Implementasi PNBP Pascaproduksi Sesuai Prinsip Ekonomi Biru
Pajak.com, Jakarta – Kementerian Kelautan dan Perikanan (KKP) memastikan implementasi Penerimaan Negara Bukan Pajak (PNBP) pascaproduksi di bidang perikanan tangkap sesuai dengan prinsip ekonomi biru. Direktur Perizinan dan Kenelayanan Ditjen Perikanan Tangkap KKP Ukon Ahmad Furqon mengungkapkan, hal tersebut dilakukan untuk menjamin keberlanjutan ekosistem laut, kehidupan sosial masyarakat, dan kesinambungan usaha.
“Yang kita (ingin) optimalkan (dari aturan ini) agar sumber daya ikan berkelanjutan karena ikan ini kan bukan benda mati ya, dan kalau tidak dikelola sebaik-baiknya dia akan semakin terbatas. Jadi, perizinan atau mekanisme output control ini adalah bagian dari tata kelola perikanan kita, agar sumber daya ikannya berkelanjutan dan pelaku usahanya berkelanjutan sesuai ekonomi biru,” ungkapnya dalam keterangan resmi, dikutip Pajak.com pada Sabtu (21/01).

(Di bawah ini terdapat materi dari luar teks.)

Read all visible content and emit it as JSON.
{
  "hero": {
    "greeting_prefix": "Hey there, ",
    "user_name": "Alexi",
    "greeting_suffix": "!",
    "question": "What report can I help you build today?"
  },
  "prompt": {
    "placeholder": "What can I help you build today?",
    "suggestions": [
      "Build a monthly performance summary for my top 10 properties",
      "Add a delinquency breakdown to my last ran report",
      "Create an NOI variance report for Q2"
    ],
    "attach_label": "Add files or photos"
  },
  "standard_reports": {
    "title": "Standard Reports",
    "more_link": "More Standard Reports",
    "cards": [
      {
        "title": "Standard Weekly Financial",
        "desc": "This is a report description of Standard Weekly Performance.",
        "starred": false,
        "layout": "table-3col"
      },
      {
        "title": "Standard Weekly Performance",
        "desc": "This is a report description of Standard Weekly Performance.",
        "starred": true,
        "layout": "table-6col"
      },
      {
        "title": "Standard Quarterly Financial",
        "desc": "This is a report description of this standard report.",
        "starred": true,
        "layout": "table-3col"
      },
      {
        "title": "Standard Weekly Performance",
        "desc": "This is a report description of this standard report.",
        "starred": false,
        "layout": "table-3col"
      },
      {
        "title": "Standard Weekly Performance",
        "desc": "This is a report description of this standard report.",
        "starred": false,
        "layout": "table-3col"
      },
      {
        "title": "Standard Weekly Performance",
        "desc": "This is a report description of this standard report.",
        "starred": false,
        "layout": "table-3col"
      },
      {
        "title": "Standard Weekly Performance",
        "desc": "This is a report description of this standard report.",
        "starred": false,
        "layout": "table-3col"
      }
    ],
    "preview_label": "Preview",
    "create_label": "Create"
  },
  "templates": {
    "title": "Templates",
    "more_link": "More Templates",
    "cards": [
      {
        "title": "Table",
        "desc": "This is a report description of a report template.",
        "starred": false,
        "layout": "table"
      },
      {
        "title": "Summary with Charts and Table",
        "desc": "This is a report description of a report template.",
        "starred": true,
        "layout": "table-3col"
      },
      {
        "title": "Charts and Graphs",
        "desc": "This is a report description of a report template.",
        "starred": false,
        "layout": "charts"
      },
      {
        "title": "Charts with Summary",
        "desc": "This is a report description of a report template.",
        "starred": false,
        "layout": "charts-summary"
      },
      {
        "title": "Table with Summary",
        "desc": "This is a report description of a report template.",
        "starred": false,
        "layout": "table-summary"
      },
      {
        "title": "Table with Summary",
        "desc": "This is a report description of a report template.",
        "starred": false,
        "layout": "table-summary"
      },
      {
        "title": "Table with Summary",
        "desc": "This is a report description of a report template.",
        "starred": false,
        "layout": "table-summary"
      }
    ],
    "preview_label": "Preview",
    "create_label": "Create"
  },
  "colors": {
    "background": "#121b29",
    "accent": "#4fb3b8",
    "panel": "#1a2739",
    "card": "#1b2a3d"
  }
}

Perubahan penerimaan negara bidang perikanan tangkap dari yang tadinya pra menjadi pascaproduksi diatur dalam Peraturan Pemerintah (PP) Nomor 85 Tahun 2021 tentang Jenis dan Tarif atas Jenis Penerimaan Negara Bukan Pajak yang Berlaku pada Kementerian Kelautan dan Perikanan. Pada mekanisme sebelumnya, PNBP Pungutan Hasil Perikanan (PHP) dipungut secara praproduksi. Saat Surat Izin Penangkapan Ikan (SIPI) dikeluarkan, pelaku usaha harus membayar PNBP PHP sebelum melakukan usaha penangkapan ikan untuk setahun ke depan. Sedangkan mekanisme pascaproduksi, penarikan PNBP disesuaikan dengan volume ikan yang didaratkan dan pengurusan SIPI tidak lagi dikenakan biaya. Dengan demikian, penarikan PNBP lebih berkeadilan karena sesuai tangkapan riil dan pendataanpun menjadi semakin akurat.
Sejalan dengan penerapan mekanisme pascaproduksi, Ukon menerangkan bahwa KKP memperkuat infrastruktur pelaporan menggunakan teknologi informasi, di mana pelaku usaha dapat mengisi secara mandiri data hasil penangkapan ikan pada aplikasi e-PIT yang dapat diunduh secara gratis. Sejauh ini sudah banyak pelaku usaha perikanan yang mengunduh aplikasi tersebut.
“Jadi, karena yang menghitung ini pelaku usaha sendiri, kita sangat berharap dapat melaporkan sesuai dengan hasil tangkapannya karena walaupun yang menghitung pelaku usaha, pemerintah tetap berkewajiban melakukan verifikasi dan apabila dipastikan ada kekurangan bayar, otomatis pelaku usaha berkewajiban untuk membayar sisanya,” ujarnya.
Terkait permintaan nelayan agar KKP menurunkan tarif indeks PNBP dari 10 persen untuk kapal berukuran di atas 60 GT, Ukon mengaku pihaknya sudah menyiapkan jalan keluar dengan menyesuaikan Harga Acuan Ikan (HAI) yang menjadi variabel lainnya dalam penghitungan PNBP pascaproduksi, dengan mempertimbangkan biaya operasional atau harga pokok produksi. Solusi ini diterima dengan baik para pelaku usaha sembari menunggu revisi indeks tarif dalam PP 85/2021.
“Kapal di atas 60 GT mendapat masukan dari nelayan karena dianggap cukup besar indeks tarifnya. Ini yang kita serap. Pak Menteri juga sudah menerima langsung teman-teman nelayan belum lama ini. Saat ini proses sedang berjalan, dan kami sudah diskusi dengan teman-teman di Kementerian Keuangan (Kemenkeu) dan mereka mendukung. Kami tetap diskusi bagaimana ini cepat selesai sesuai harapan,” jelasnya.